Akmods startup script will rebuild akmod packages during system boot,
while its background daemon will build them for kernels right after they were installed.

Packages:

sudo dnf list akmo*

 Available Packages
 akmod-VirtualBox.x86_64                               7.0.6-1.fc37                                   rpmfusion-free-updates   
 akmod-crystalhd.x86_64                                20220825-1.fc37                                rpmfusion-free           
 akmod-ndiswrapper.x86_64                              1.63-7.fc37                                    rpmfusion-free           
 akmod-nvidia.x86_64                                   3:530.41.03-1.fc37                             rpmfusion-nonfree-updates
 akmod-nvidia-340xx.x86_64                             1:340.108-24.fc37                              rpmfusion-nonfree-updates
 akmod-nvidia-390xx.x86_64                             3:390.157-1.fc37                               rpmfusion-nonfree-updates
 akmod-nvidia-470xx.x86_64                             3:470.161.03-2.fc37                            rpmfusion-nonfree-updates
 akmod-v4l2loopback.x86_64                             0.12.7-2.fc37                                  rpmfusion-free           
 akmod-wl.x86_64                                       6.30.223.271-46.fc37                           rpmfusion-nonfree-updates
 akmod-xtables-addons.x86_64                           3.23-1.fc37                                    rpmfusion-free-updates   
 akmods.noarch                                         0.5.7-9.fc37                                   fedora

Ok, I got a :bulb: on

kmods are the tools/programs needed for the “kernel management modules”

while akmods are startup scripts to trigger this tools for apps listed above to update.

This could cause that the system has to be restartet twice if akmod/kmod packages are updated at the same time as a kernel ? Could this be causing this hick ups @arturasb mentioned ?

Answer from @vgaetera links to the build guidelines and says:

# Ensure that any installed kmods are built for the currently-running
	
# kernel at boot
	
# https://bugzilla.redhat.com/show_bug.cgi?id=1518258
	
enable akmods.service

There is feature request already:

Bug 2118105 - [feature request] Better user feedback while running at boot time

Both akmods and dkms services are enabled by default on Fedora Workstation and should start at boot when the respective packages are installed.

1 Like

kmod package contains programs related to kernel module management, e.g. lsmod and modprobe.

But in the context of “building a kmod” or “nvidia kmod”, it’s just short for “kernel module”.

akmods package contains the programs to automatically build kernel modules as rpm packages, and various systemd services to build on startup/shutdown.

No.
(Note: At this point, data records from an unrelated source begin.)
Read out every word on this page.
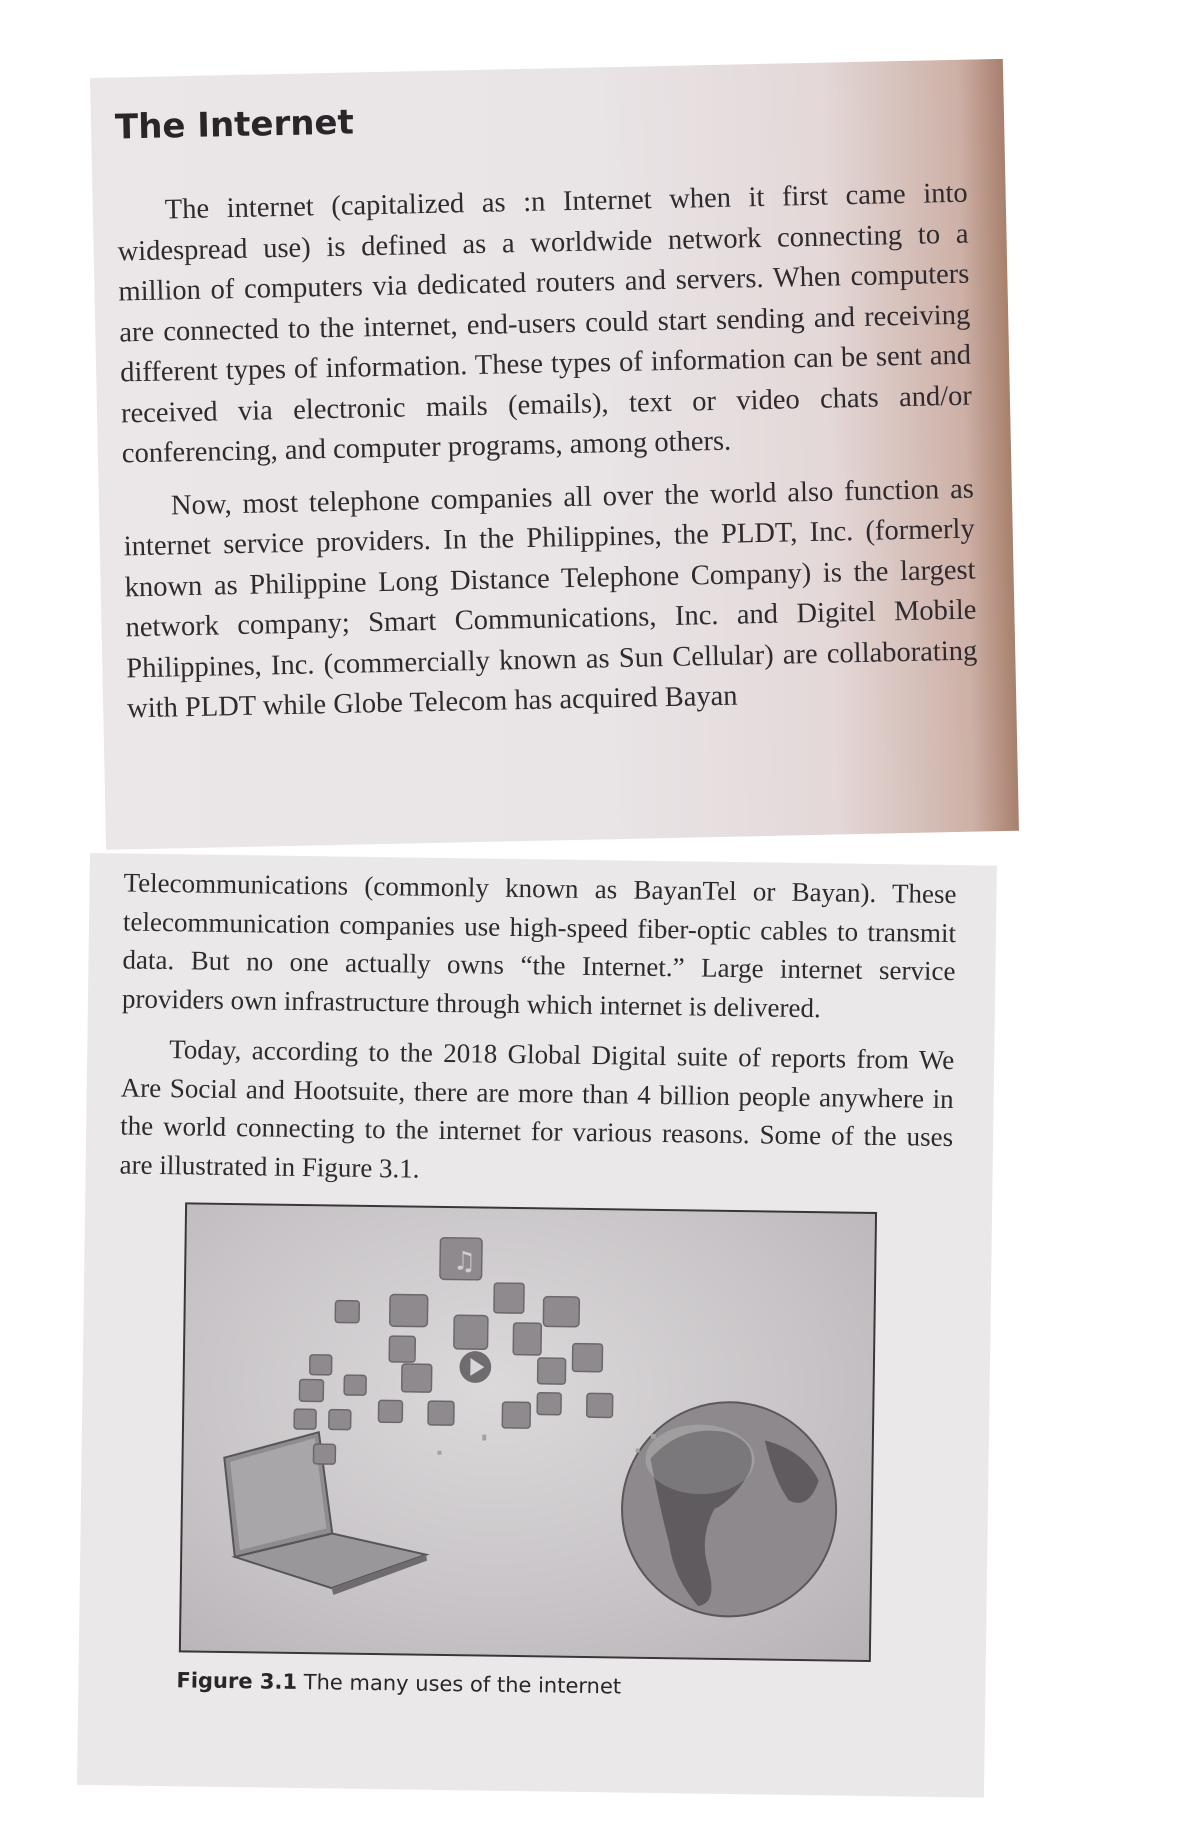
The Internet

The internet (capitalized as :n Internet when it first came into widespread use) is defined as a worldwide network connecting to a million of computers via dedicated routers and servers. When computers are connected to the internet, end-users could start sending and receiving different types of information. These types of information can be sent and received via electronic mails (emails), text or video chats and/or conferencing, and computer programs, among others.

Now, most telephone companies all over the world also function as internet service providers. In the Philippines, the PLDT, Inc. (formerly known as Philippine Long Distance Telephone Company) is the largest network company; Smart Communications, Inc. and Digitel Mobile Philippines, Inc. (commercially known as Sun Cellular) are collaborating with PLDT while Globe Telecom has acquired Bayan

Telecommunications (commonly known as BayanTel or Bayan). These telecommunication companies use high-speed fiber-optic cables to transmit data. But no one actually owns “the Internet.” Large internet service providers own infrastructure through which internet is delivered.

Today, according to the 2018 Global Digital suite of reports from We Are Social and Hootsuite, there are more than 4 billion people anywhere in the world connecting to the internet for various reasons. Some of the uses are illustrated in Figure 3.1.

♫
Figure 3.1 The many uses of the internet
With a live update (e.g. dnf upgrade), after the reboot, the new kernel/akmods/whatever package are already being used. The new kmod will be built, causing the boot to take longer, but no additional reboot is needed.

With offline update, on the first reboot, the new kernel/akmods/whatever package is installed. On the second reboot (normal for an offline update), it behaves like the live update’s first reboot.

Anyway this is far out of topic now.

3 Likes

“I’ve lost count of how many times this has happened - usually a kernel change that is incompatible with the nvidia fusion drivers”

What do you think that I meant when I said that ???

“My mistake. I meant GT 730.”

And that ???

And then you say “you claim to be using”. Well I guess you know better than I do what I’m using.

Is there an ignore feature in this forum?